There are precious few things that unite adults today, topics that can serve as table talk for us all. But a particularly joyful one concerns the advertising campaigns of our youth. We remember soap ads, candy ads, toothpaste ads, toy ads, and, of course, breakfast food ads.
The breakfast ads were particularly delightful because they were directed at us kids, and they spoke to us in ways our teachers and pastors did not. These ads came on during kid-show time. They took us and our tastes seriously. It was part of growing up, and I’ve never known anyone to remember those days in any way but fondly.
But thanks to a conspiracy of health Nazis (this is a particularly apt phrase since the Nazis were pioneers in the art of badgering people over health issues), public interest law firms, and government officials, the days of kid-directed advertising for many products is coming to an end. To those who see conspiracy in every commercial, ads directed toward kids are seen as exploitative and evil, child abuse at the hands of the merchant class.
And you thought they were only trying to sell you a delicious breakfast!
Kellogg’s has announced that it is caving in to pressure and that the company will end its kid ads for all products that don’t meet special nutrition guidelines. Even more egregiously, it will stop branding toys and licensing characters for spinoffs. No more creating cult figures out of Snap, Crackle, ‘n Pop and the like!
So instead of Tony the Tiger, kids can now look forward to ads for muesli and dried bananas, touted by some tree hugger in a bike helmet.
Let me tell you: kids aren’t stupid. These days, they are particularly sophisticated about recognizing ads for bogus health food as versus what they really want.
Such changes are invariably described as voluntary, even by the company that wants to be seen as health conscious. And if they truly were voluntary, who could object? If the market has changed, companies must change with it. That’s the specialty of business enterprise.
But the fact is that most of these shifts are not voluntary. They are forced by the government, albeit through the intermediary of the courts and special interest groups who use the courts to shape society to their liking.
What happened was that Kellogg and Viacom were threatened with lawsuits by the Center for Science in the Public Interest and a ghastly outfit called the Campaign for Commercial-Free Childhood. Essentially, the company didn’t want to face a continued PR-meltdown, massive attorney fees, and a possible court loss in light of ridiculous statutes and precedents, so it caved.
This is only the latest sell-out to government. McDonald’s, General Mills, and Kraft have all agreed to adhere to some sort of federally approved health standard in their advertising.
So what else does this Childhood Campaign group want? According to their website, they “support the rights of children to grow up — and the rights of parents to raise them — without being undermined by rampant consumerism.” But what is that?
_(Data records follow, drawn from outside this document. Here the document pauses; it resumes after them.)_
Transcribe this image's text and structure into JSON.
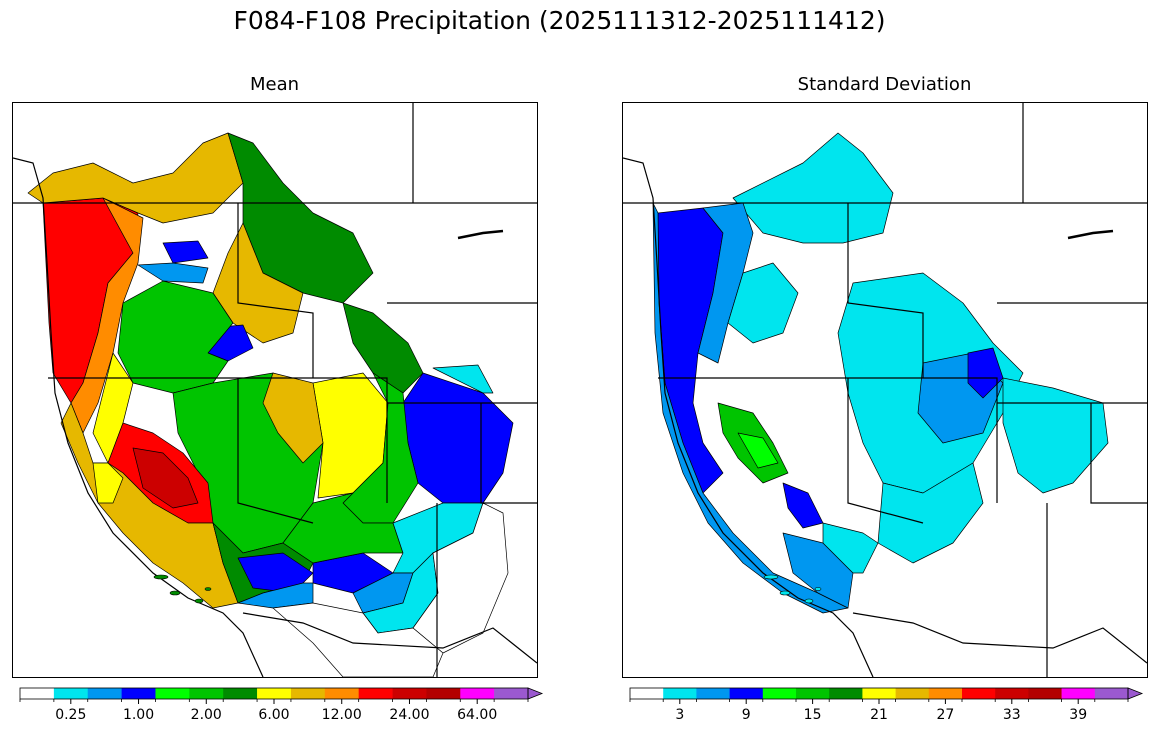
{
  "figure": {
    "title": "F084-F108 Precipitation (2025111312-2025111412)"
  },
  "panels": [
    {
      "title": "Mean",
      "colorbar": {
        "colors": [
          "#ffffff",
          "#00e5ee",
          "#0097f0",
          "#0000ff",
          "#00ff00",
          "#00c400",
          "#008b00",
          "#ffff00",
          "#e6b800",
          "#ff8c00",
          "#ff0000",
          "#cc0000",
          "#b30000",
          "#ff00ff",
          "#9b59d0"
        ],
        "tick_labels": [
          "0.25",
          "1.00",
          "2.00",
          "6.00",
          "12.00",
          "24.00",
          "64.00"
        ],
        "label_boundaries": [
          1,
          3,
          5,
          7,
          9,
          11,
          13
        ],
        "extend": "max"
      }
    },
    {
      "title": "Standard Deviation",
      "colorbar": {
        "colors": [
          "#ffffff",
          "#00e5ee",
          "#0097f0",
          "#0000ff",
          "#00ff00",
          "#00c400",
          "#008b00",
          "#ffff00",
          "#e6b800",
          "#ff8c00",
          "#ff0000",
          "#cc0000",
          "#b30000",
          "#ff00ff",
          "#9b59d0"
        ],
        "tick_labels": [
          "3",
          "9",
          "15",
          "21",
          "27",
          "33",
          "39"
        ],
        "label_boundaries": [
          1,
          3,
          5,
          7,
          9,
          11,
          13
        ],
        "extend": "max"
      }
    }
  ]
}
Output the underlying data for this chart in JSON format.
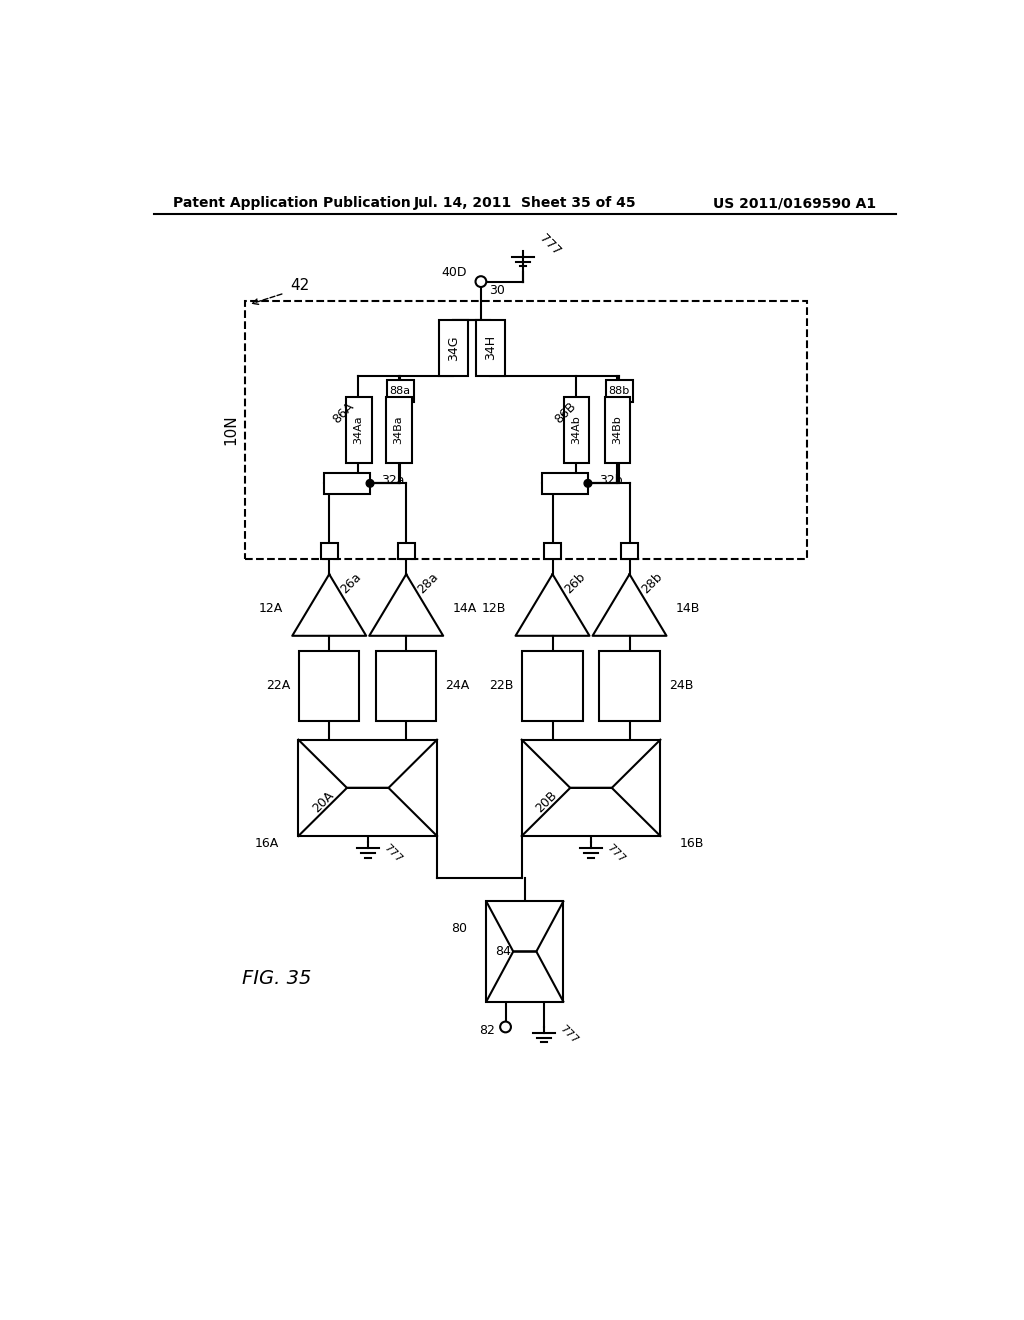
{
  "title_left": "Patent Application Publication",
  "title_mid": "Jul. 14, 2011  Sheet 35 of 45",
  "title_right": "US 2011/0169590 A1",
  "bg_color": "#ffffff"
}
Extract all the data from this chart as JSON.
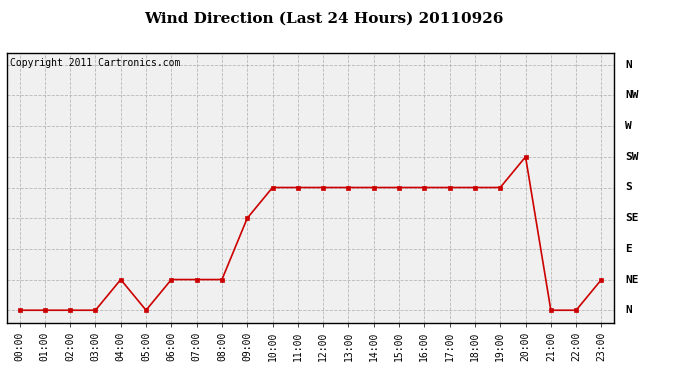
{
  "title": "Wind Direction (Last 24 Hours) 20110926",
  "copyright_text": "Copyright 2011 Cartronics.com",
  "hours": [
    "00:00",
    "01:00",
    "02:00",
    "03:00",
    "04:00",
    "05:00",
    "06:00",
    "07:00",
    "08:00",
    "09:00",
    "10:00",
    "11:00",
    "12:00",
    "13:00",
    "14:00",
    "15:00",
    "16:00",
    "17:00",
    "18:00",
    "19:00",
    "20:00",
    "21:00",
    "22:00",
    "23:00"
  ],
  "direction_labels": [
    "N",
    "NE",
    "E",
    "SE",
    "S",
    "SW",
    "W",
    "NW",
    "N"
  ],
  "direction_values": [
    0,
    1,
    2,
    3,
    4,
    5,
    6,
    7,
    8
  ],
  "wind_data": [
    0,
    0,
    0,
    0,
    1,
    0,
    1,
    1,
    1,
    3,
    4,
    4,
    4,
    4,
    4,
    4,
    4,
    4,
    4,
    4,
    5,
    0,
    0,
    1
  ],
  "line_color": "#cc0000",
  "marker": "s",
  "marker_size": 3,
  "plot_bg_color": "#f0f0f0",
  "fig_bg_color": "#ffffff",
  "grid_color": "#aaaaaa",
  "title_fontsize": 11,
  "ylabel_fontsize": 8,
  "xlabel_fontsize": 7,
  "copyright_fontsize": 7
}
Well, it turns out to mean essentially any capitalist act.
For example, the group is now railing against Coca-Cola because of a special promotion that will put codes for free ring tones and other neat things inside Sprite bottle tops. So you buy a Sprite and text the code from your cell phone and get something fun. Sounds great? No, no, no: this is thoroughly evil!
You see, this is only one of a million evil acts by “egregious corporate offenders,” according to their amazing new moral code, which says that anything marketed to children is an offense against all decency. And children, in this case, are not 3–5-year-olds, but teens and even college kids.
When are you old enough to handle a marketing campaign? When and where is it truly okay to say to someone: you will like my product? We can’t but have a deep suspicion that it is not the corporate world that is using kids, but rather these groups that are putting children up front as archetypes in an overall anti-capitalist campaign against any and all of commercial society. In other words, precisely who is exploiting kids here?
After all, the only true way to protect kids against ads is to ban them altogether. Our grocery stores should look like they did in the old Soviet Union, with brown boxes called names like “soap” and “cereal.” And as every good socialist knows, the best way to get rid of advertising is to get rid of competition and the need to market anything in the first place.
What a drab and dreary world it would be, not only for kids but for adults too! Who would conjure up such a vision and imagine it to be a good society? Well, the group credits its founding to a conference of academics and policy officials held at Harvard — the would-be central planners of our age.